(760c) Modulating Antimicrobial Activity and Mammalian Cell Biocompatibility with Glycosylated Miktoarm Star Polymers | AIChE

(760c) Modulating Antimicrobial Activity and Mammalian Cell Biocompatibility with Glycosylated Miktoarm Star Polymers


Si, Z. - Presenter, Nanyang Technological University
Wong, E. H. H., The University of New South Wales (UNSW)
Chan-Park, M. B., Nanyang Technological University
The development of novel reagents and antibiotics for combating multi-drug resistance bacteria has been receiving significant attention in recent years. The use of synthetic biomacromolecules/nanoparticles prepared via controlled polymerization techniques is regarded as one of the most promising approaches to overcome such challenge because of the ability to precisely engineer the chemical functionality, and hence the biological properties of the nanomaterial (Lam et al., 2016).Several research groups have reported on the synthesis of antimicrobial polymers to combat the rise of antibiotic-resistant pathogens. However, the majority of these materials exhibit poor selectivity (Hancock and Sahl, 2006). Even though they are effective in killing bacteria, they are inherently harmful towards healthy mammalian cells, which hinder their potential for clinical applications.

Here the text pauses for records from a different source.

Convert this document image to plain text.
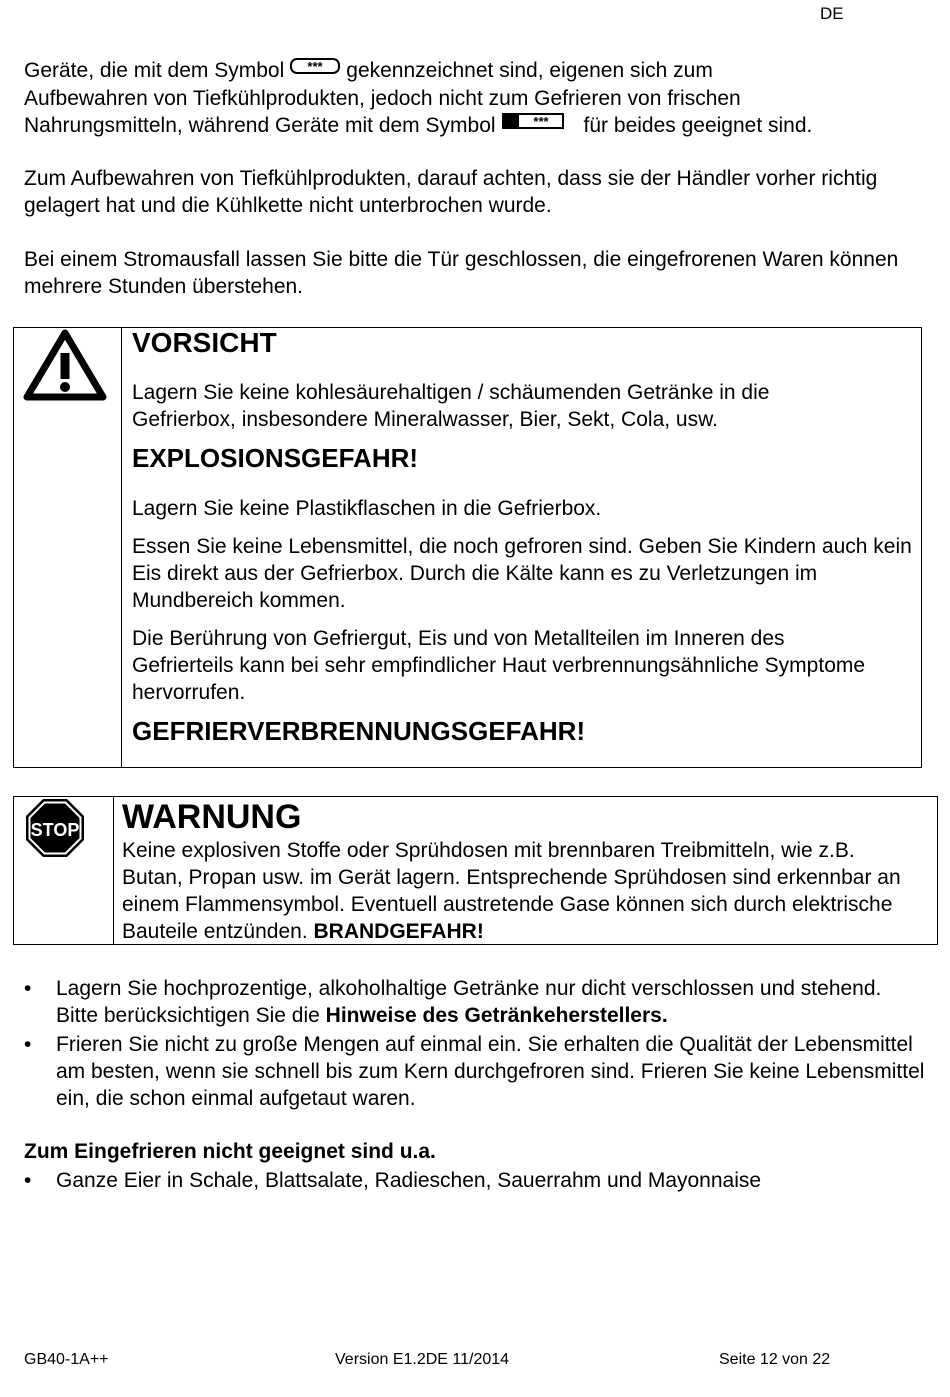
DE

Geräte, die mit dem Symbol *** gekennzeichnet sind, eigenen sich zum
Aufbewahren von Tiefkühlprodukten, jedoch nicht zum Gefrieren von frischen
Nahrungsmitteln, während Geräte mit dem Symbol	*** für beides geeignet sind.

Zum Aufbewahren von Tiefkühlprodukten, darauf achten, dass sie der Händler vorher richtig gelagert hat und die Kühlkette nicht unterbrochen wurde.

Bei einem Stromausfall lassen Sie bitte die Tür geschlossen, die eingefrorenen Waren können mehrere Stunden überstehen.

VORSICHT

Lagern Sie keine kohlesäurehaltigen / schäumenden Getränke in die Gefrierbox, insbesondere Mineralwasser, Bier, Sekt, Cola, usw.

EXPLOSIONSGEFAHR!

Lagern Sie keine Plastikflaschen in die Gefrierbox.

Essen Sie keine Lebensmittel, die noch gefroren sind. Geben Sie Kindern auch kein Eis direkt aus der Gefrierbox. Durch die Kälte kann es zu Verletzungen im Mundbereich kommen.

Die Berührung von Gefriergut, Eis und von Metallteilen im Inneren des Gefrierteils kann bei sehr empfindlicher Haut verbrennungsähnliche Symptome hervorrufen.

GEFRIERVERBRENNUNGSGEFAHR!
STOP WARNUNG

Keine explosiven Stoffe oder Sprühdosen mit brennbaren Treibmitteln, wie z.B. Butan, Propan usw. im Gerät lagern. Entsprechende Sprühdosen sind erkennbar an einem Flammensymbol. Eventuell austretende Gase können sich durch elektrische Bauteile entzünden. BRANDGEFAHR!

• Lagern Sie hochprozentige, alkoholhaltige Getränke nur dicht verschlossen und stehend. Bitte berücksichtigen Sie die Hinweise des Getränkeherstellers.

• Frieren Sie nicht zu große Mengen auf einmal ein. Sie erhalten die Qualität der Lebensmittel am besten, wenn sie schnell bis zum Kern durchgefroren sind. Frieren Sie keine Lebensmittel ein, die schon einmal aufgetaut waren.

Zum Eingefrieren nicht geeignet sind u.a.

• Ganze Eier in Schale, Blattsalate, Radieschen, Sauerrahm und Mayonnaise

GB40-1A++	Version E1.2DE 11/2014	Seite 12 von 22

In here, we describe the fabrication of new antimicrobial star polymers (< 30 nm in size) consisting of mixtures of polylysine and glycopolymer arms that not only possess good antimicrobial efficacy towards Gram-positive bacteria, including methicillin-resistant Staphylococcus aureus (MRSA) and vancomycin-resistant Enterococci (VRE) (with MIC values as low as 16 μg mL-1), but are also non-hemolytic (HC50 > 10000 μg mL-1) and exhibit excellent mammalian cell biocompatibility. This new class of antimicrobial star polymers is prepared via a strategic combination of modern synthetic polymer chemistry protocols that entails click chemistry, reversible addition fragmentation chain transfer (RAFT) polymerization, N-carboxyanhydride ring-opening polymerization (NCA-ROP), and macromolecular assembly/cross-linking. The antimicrobial activity and mammalian cell biocompatibility of the star nanoparticles can be tuned efficiently depending on the molar ratio of polylysine to glycopolymers arms and the type of sugars employed (e.g., glucosamine, glucose and galactose). The technology described herein thus represents an innovative and effective approach in fighting deadly infectious diseases.